E’ rimasta intimata la società contribuente;
CONSIDERATO CHE
1.Va preliminarmente rilevata la tempestività del ricorso per cassazione notificato, via pec, in data 29 febbraio 2024 (come da ricevuta di consegna in atti) presso l’indirizzo di posta elettronica del difensore domiciliatario della società del grado di appello (EMAIL entro il termine semestrale, ex art. 327, comma 1, c.p.c., decorrente dal deposito della sentenza impugnata in data 13.10.2022; ciò considerando la sospensione per undici mesi dei termini di impugnazione per le controversie definibili, che siano scaduti tra il
1 gennaio 2023 e il 31 ottobre 2023 , ai sensi dell’art. 1, comma 199, della legge n. 197/2022, come modificato dall’art. 20, comma 1, lett. D) del d.l. n. 34 del 2023, convertito, con modificazioni, dalla legge n. 56 del 2023.

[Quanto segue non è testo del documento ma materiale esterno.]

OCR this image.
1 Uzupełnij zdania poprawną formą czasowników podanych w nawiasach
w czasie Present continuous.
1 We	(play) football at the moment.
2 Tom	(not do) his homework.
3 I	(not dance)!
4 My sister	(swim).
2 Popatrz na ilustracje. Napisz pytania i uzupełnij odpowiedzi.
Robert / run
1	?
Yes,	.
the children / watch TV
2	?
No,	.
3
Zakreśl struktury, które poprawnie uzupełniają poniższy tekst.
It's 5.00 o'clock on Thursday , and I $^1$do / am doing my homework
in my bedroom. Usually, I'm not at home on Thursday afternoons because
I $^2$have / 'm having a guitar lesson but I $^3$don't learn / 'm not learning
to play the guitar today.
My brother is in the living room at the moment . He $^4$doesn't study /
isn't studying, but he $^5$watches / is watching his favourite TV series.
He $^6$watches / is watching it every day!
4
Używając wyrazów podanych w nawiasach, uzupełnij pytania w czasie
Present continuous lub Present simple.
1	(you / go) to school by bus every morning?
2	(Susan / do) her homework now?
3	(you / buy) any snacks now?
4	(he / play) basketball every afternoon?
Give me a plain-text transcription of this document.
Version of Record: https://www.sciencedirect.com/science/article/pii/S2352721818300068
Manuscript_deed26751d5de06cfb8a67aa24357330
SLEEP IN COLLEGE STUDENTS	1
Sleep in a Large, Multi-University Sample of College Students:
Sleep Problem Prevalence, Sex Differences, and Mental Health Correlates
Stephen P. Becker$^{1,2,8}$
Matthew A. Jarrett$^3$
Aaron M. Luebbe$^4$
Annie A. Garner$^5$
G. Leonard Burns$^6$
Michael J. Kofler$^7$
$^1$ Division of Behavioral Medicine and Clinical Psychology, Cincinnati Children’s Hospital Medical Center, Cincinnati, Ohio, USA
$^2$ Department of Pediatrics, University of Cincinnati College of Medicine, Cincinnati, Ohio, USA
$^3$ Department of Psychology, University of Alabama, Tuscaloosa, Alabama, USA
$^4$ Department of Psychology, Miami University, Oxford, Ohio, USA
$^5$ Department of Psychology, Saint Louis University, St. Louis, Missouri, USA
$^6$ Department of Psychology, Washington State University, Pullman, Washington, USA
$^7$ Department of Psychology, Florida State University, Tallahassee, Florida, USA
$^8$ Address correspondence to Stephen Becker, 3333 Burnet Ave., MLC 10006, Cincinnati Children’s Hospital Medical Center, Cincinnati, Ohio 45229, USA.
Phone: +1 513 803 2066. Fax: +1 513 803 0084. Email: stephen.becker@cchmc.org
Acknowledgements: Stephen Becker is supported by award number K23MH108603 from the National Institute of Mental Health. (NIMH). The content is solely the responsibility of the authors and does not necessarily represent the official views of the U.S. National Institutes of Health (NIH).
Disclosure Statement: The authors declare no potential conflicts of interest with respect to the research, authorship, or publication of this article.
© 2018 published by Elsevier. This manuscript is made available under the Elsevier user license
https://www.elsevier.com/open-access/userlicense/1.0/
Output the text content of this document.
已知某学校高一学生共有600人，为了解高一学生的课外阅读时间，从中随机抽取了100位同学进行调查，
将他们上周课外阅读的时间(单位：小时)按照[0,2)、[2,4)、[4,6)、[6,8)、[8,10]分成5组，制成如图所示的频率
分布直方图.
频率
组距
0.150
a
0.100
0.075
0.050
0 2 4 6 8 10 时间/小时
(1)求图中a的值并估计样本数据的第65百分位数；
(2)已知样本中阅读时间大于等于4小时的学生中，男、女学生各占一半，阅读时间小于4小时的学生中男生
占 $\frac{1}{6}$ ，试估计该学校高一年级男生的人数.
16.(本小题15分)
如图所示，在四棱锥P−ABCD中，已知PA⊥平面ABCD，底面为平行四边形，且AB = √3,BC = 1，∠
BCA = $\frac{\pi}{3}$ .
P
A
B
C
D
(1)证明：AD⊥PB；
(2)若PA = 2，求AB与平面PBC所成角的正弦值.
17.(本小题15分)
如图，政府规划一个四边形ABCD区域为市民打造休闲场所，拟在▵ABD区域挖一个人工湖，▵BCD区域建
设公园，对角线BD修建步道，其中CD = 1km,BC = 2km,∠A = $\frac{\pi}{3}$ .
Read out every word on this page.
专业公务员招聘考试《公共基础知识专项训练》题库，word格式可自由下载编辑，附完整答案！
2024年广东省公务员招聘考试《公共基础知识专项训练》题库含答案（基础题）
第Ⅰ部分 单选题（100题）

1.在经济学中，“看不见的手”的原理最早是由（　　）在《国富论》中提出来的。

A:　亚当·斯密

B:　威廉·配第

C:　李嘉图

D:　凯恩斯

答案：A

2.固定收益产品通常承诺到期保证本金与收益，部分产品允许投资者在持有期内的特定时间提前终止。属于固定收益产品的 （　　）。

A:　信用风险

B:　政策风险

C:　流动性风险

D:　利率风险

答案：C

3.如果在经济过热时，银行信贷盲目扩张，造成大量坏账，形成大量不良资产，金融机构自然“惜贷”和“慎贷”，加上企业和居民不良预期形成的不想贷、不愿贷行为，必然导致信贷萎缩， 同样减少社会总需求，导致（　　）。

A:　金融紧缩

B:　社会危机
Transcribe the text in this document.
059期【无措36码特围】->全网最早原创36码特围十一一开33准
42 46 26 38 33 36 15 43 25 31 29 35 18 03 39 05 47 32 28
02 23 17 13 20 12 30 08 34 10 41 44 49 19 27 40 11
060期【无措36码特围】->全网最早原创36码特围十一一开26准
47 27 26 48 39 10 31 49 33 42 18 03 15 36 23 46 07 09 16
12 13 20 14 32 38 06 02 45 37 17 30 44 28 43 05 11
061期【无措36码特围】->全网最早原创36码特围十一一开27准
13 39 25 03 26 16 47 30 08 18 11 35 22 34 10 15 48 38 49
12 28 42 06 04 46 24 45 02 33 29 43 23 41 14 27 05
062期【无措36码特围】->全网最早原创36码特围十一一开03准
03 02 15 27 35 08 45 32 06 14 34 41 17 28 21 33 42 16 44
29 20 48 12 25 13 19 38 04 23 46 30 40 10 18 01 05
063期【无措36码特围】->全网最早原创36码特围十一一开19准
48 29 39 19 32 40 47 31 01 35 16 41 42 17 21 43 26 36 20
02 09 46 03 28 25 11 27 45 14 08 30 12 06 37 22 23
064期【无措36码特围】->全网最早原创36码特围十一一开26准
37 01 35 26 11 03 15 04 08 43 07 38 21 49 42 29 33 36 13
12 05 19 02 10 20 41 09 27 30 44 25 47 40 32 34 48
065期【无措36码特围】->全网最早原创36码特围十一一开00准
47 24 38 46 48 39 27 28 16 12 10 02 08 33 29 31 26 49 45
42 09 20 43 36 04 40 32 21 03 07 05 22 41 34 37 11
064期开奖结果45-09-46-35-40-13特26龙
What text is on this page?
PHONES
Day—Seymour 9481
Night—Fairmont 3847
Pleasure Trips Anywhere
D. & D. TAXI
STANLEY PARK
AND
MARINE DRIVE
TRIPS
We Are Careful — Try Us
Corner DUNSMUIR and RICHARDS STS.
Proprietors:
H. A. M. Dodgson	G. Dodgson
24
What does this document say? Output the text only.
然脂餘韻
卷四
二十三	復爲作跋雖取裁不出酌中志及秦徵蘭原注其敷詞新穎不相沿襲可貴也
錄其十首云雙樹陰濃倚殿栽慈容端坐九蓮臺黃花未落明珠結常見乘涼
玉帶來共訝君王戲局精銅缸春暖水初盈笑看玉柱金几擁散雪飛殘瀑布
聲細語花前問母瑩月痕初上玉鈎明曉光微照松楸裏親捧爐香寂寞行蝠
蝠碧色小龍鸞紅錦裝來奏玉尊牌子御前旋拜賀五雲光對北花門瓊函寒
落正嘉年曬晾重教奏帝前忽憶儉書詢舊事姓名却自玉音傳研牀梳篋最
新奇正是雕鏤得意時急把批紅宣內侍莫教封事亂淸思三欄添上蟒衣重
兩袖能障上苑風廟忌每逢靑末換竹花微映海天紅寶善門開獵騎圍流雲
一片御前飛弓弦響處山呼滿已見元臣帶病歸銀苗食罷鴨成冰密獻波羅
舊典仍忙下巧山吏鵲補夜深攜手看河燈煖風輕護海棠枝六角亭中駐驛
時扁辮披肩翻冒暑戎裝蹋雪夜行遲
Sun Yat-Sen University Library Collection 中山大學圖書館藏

2 .Con il primo motivo si denuncia, in relazione all’art. 360, comma 1, n. 4 c.p.c., la nullità della sentenza ex art. 111 Cost., 1,2 e 36 del d.lgs. n. 546/92, 132 e 118 disp. att. c.p.c., per motivazione omessa e/o apparente, sotto un duplice profilo, : 1) per avere la CGT di II grado accolto l’appello della società contribuente, con annullamento in toto dell’ atto impositivo, ritenendo non fornito dall’Ufficio alcun supporto documentale in ordine ai rapporti commerciali intrattenuti da Witron con le società c.d. cartiere di cui alle due segnalazioni della D.P. II di Roma e della D.P. II di Milano dell’ADE (MOUE e Siglanet) , sebbene l’ipotesi di falsa fatturazione riguardasse, come si evinceva dal p.v.c. della G.d.F., anche una terza cedente (RAGIONE_SOCIALE, emittente di n. 33 fatture afferenti ad operazioni ritenute soggettivamente e oggettivamente inesistenti, senza che sul punto nella sentenza fosse argomentato alcunché; 2) per avere la CGT di II grado sovrapposto i concetti di motivazione dell’atto impositivo e di prova della pretesa tributaria (‘ a parte il rilievo preliminare sul gravissimo difetto di motivazione dell’av viso perché tutto quanto ampiamente dedotto sulla frode carosello e sul ruolo delle varie società non aveva alcun supporto documentale ‘ …’ i giudici di prime cure non potevano in alcun modo verificare quanto dedotto non avendo a propria disposizione alcun materiale istruttorio ‘).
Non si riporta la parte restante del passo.